Nigeria must be decentralised -Soyinka

Nobel Laureate, Prof. Wole Soyinka, yesterday, charged Nigerian leaders to accept the inevitability of decentralizing the county.

Soyinka, who was the guest lecturer at the 50th anniversary lecture of the PUNCH, noted that virtually every Nigerian leader recognized the importance of restructuring and its inevitability, before they got into power but neglected to implement it for whatever reason.

Delivering a lecture, ‘Recovering the Narrative,’ Soyinka said Nigerians did not have to go through unending hardship to live better. He said restructuring remained the panacea to sustainable development of the nation.

According to him, restructuring is necessary in order to maximize development.

“It is about time that leaders of these nations stopped taking us for a ride. Do we actually have to go through surrogates, dismantling empires in order to come to fulfilment?

“Decentralize simply so that the government can come closer to the people and productivity ability manifested as a product of citizens, not simply as a manna from heaven.”

Soyinka noted that provision of palliatives to the suffering masses was just a stop gap.

Calling for genuine action on restructuring, Soyinka decried that many conferences on the subject had not yielded positive results. He said the government should restore dignity to citizens and guarantee three square meals a day for the people.

He lamented the lack of justice for Deborah Samuel Yakubu about two years after she was brutally killed and burnt by a mob in Sokoto for alleged blasphemy.

If last week, a judge still found it possible, logical and constitutional to order the Attorney General of the nation to bring Dele Giwa’s killers to justice, then what happened in the case of Deborah Samuel?

“Just what happened there? Why? Is that case merely forgotten already? It went beyond that. It was not just that Deborah Samuel was killed and that the suspects were set free, we discovered months later, just recently that there was another woman, who had been in prison for daring to make a video condemning the lynching of Deborah Samuel. She was released eventually I think after spending 13 months in jail as a result of the work of human rights and some Christian associations.

“The insult goes even further. Turn to social media, you will see that till today one of the killers posing and holding up a box of matches, saying in effect, this is the instrument with which I committed a final act, which was setting Deborah Samuel’s body on fire.

“He has not been arrested; he has not been charged for inciting hate.”

Prof. Soyinka advised Nigerians to trust in the new administration.

“It is okay to predict and offer suggestions where the country has to improve. We must also talk about all those good things happening in this country. It’s not all bad story all the time. These challenges will continue to be there. But the most important thing is that government is taking the right step towards ensuring that all these things go away. We don’t have any other country. If the leaders run down the country, there is no other place for all of us to go to. Let us look at the perseverance, determination the focus on people who are willing to take the country to a greater height.”

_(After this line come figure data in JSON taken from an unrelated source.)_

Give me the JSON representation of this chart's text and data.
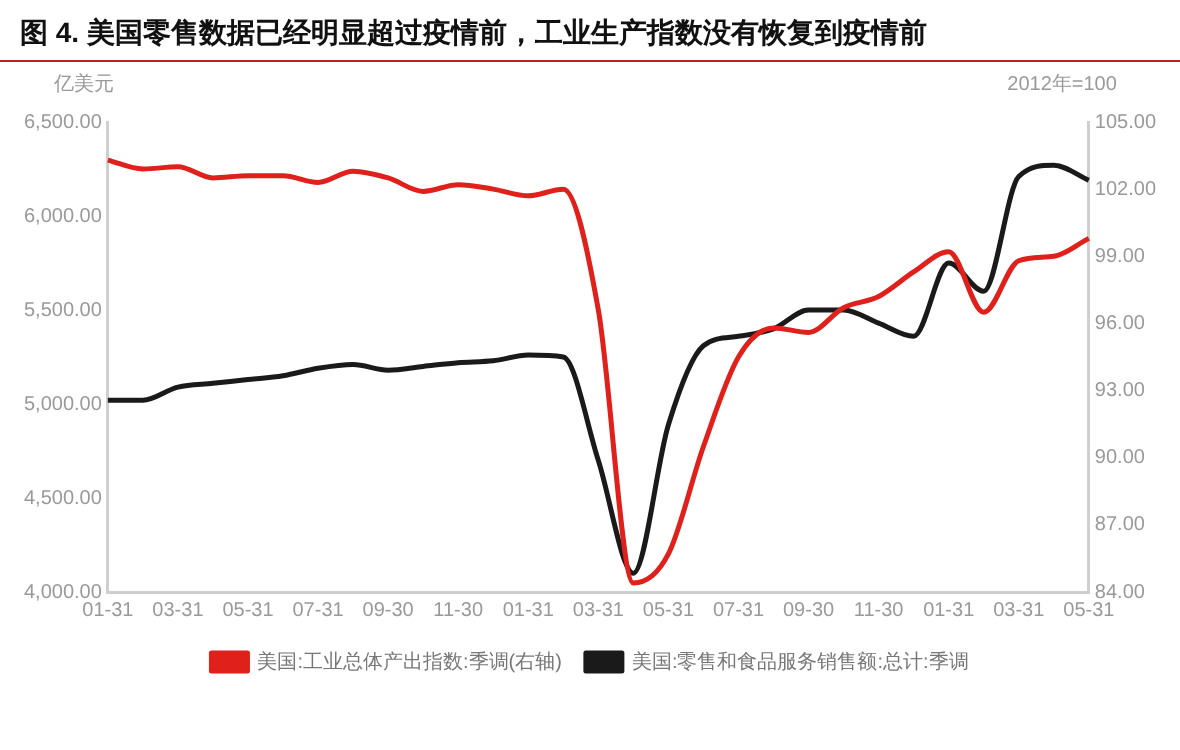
{
  "chart_data": {
    "type": "line",
    "title": "图 4. 美国零售数据已经明显超过疫情前，工业生产指数没有恢复到疫情前",
    "ylabel": "亿美元",
    "y2label": "2012年=100",
    "categories": [
      "01-31",
      null,
      "03-31",
      null,
      "05-31",
      null,
      "07-31",
      null,
      "09-30",
      null,
      "11-30",
      null,
      "01-31",
      null,
      "03-31",
      null,
      "05-31",
      null,
      "07-31",
      null,
      "09-30",
      null,
      "11-30",
      null,
      "01-31",
      null,
      "03-31",
      null,
      "05-31"
    ],
    "series": [
      {
        "name": "美国:工业总体产出指数:季调(右轴)",
        "color": "#e0201b",
        "axis": "y2",
        "values": [
          103.3,
          102.9,
          103.0,
          102.5,
          102.6,
          102.6,
          102.3,
          102.8,
          102.5,
          101.9,
          102.2,
          102.0,
          101.7,
          102.0,
          96.6,
          84.4,
          85.7,
          90.5,
          94.5,
          95.8,
          95.6,
          96.7,
          97.2,
          98.3,
          99.2,
          96.5,
          98.8,
          99.0,
          99.8
        ]
      },
      {
        "name": "美国:零售和食品服务销售额:总计:季调",
        "color": "#1a1a1a",
        "values": [
          5020,
          5020,
          5090,
          5110,
          5130,
          5150,
          5190,
          5210,
          5180,
          5200,
          5220,
          5230,
          5260,
          5250,
          4700,
          4100,
          4890,
          5310,
          5360,
          5400,
          5500,
          5500,
          5430,
          5360,
          5750,
          5600,
          6210,
          6270,
          6190
        ]
      }
    ],
    "ylim": [
      4000,
      6500
    ],
    "yticks": [
      {
        "value": 4000,
        "label": "4,000.00"
      },
      {
        "value": 4500,
        "label": "4,500.00"
      },
      {
        "value": 5000,
        "label": "5,000.00"
      },
      {
        "value": 5500,
        "label": "5,500.00"
      },
      {
        "value": 6000,
        "label": "6,000.00"
      },
      {
        "value": 6500,
        "label": "6,500.00"
      }
    ],
    "y2lim": [
      84,
      105
    ],
    "y2ticks": [
      {
        "value": 84,
        "label": "84.00"
      },
      {
        "value": 87,
        "label": "87.00"
      },
      {
        "value": 90,
        "label": "90.00"
      },
      {
        "value": 93,
        "label": "93.00"
      },
      {
        "value": 96,
        "label": "96.00"
      },
      {
        "value": 99,
        "label": "99.00"
      },
      {
        "value": 102,
        "label": "102.00"
      },
      {
        "value": 105,
        "label": "105.00"
      }
    ],
    "legend": "bottom",
    "grid": false,
    "marker": "none",
    "line_style": "solid"
  }
}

Soyinka said that humanity could be transformed if language and media were positively used.

According to him, the nation has to ensure the free flow of information without undue censorship.

Stressing the importance of a good justice system in a nation, Soyinka decried cases of brutal killings of media practitioners without getting justice.

Also speaking, the Minister of Information and National Orientation, Mohammed Idris, said the reforms of President Tinubu-led Federal Government are well-intentioned and for the good of the country.

He said Tinubu’s commitment to the Nigerian project was of resilience and hard work, to put the nation on track again.

He said the president removed subsidy and implemented other reforms in the interest of the nation.

“The government of President Bola Tinubu has taken, as you know, very bold steps from inception. He (Tinubu) didn’t pretend from day one that it was going to be an easy thing. Of course, we are seeing the effects of some of these hard decisions.

“The good story is that the government is taking very bold decisions to ensure that we turn the corner, and the Nigerian economy comes back again. The government believes that all these things happening are for the good of the country.”

The minister added that the president was working on the unification of the foreign exchange regime and had also met with key drivers of the nation’s economy to discuss how Nigeria would get better.

“Of course, the challenges are going to be there. No one is pretending that they don’t exist, but we see a situation, where in another year, the story is going to be quite different.”

He insisted that the government needed more time, adding that people could criticize the government and offer suggestions, but the country has to exist.

According to him, the National Bureau of Statistics (NBS) only recently said that for the first time in a very long time, Nigeria was witnessing capital import, improving by about 66 percent.

Idris said the nation’s domestic refining capacity had also gone up by about eight percent.

He noted that insecurity was inherited by Tinubu but that the administration had done a lot to significantly respond to the problem.

“We are not saying that your security has gone away completely, but it has improved significantly.”

On the organized labour’s demands, the minister said many of the demands had been met but pointed out that all the issues cannot be resolved overnight.

He also said the government had done a lot, including interventions in the social security system for the teeming youth population, and consumer credit scheme, among others, which the media needed to talk about.

On food supply, he said the government was working hard to see how to end the challenge.

He said the government had been listening to the people and reviewing some of its policies from time to time, to ensure a better life for citizens. While urging the media to propagate the government’s efforts, Idris said Tinubu remained a strong believer in press freedom and would do all to uphold and deepen it.

He, however, said that press freedom also came with enormous responsibilities.

“You do not have the liberty to report what you know to be absolutely untrue. We have seen how other countries are also promoting their own.

“Let us please talk about all those good things happening in this country, it is not all bad stories all the time. So, as all these things are happening, investors are coming to the country.”

“Now, all these are good stories that we should talk about, and I implore the media to please report well. This is the country that we have, we don’t have any other country. If we run down this place, there is no other place for all of us to go to,” the minister said.

Earlier in her remarks, Chairman of the PUNCH, Mrs Angela Princess Omoshalewa Aboderin-Olubusi said 50 years of the newspaper was a testament of resilience and determination.

“Today, I call upon every one of you to join hands in this crucial mission and stand firm as Punch goes into the next 50 years, doing what it knows best. I want to take this moment to express my deepest gratitude to all our friends who have stood by us over the decades.

“Your support has been invaluable and it is your belief in our mission that propels us forward. A special acknowledgement goes out to all Punchers, past and present. You are the heart and soul of this institution. Your dedication, hard work, and unwavering commitment, have been the driving force behind our success.”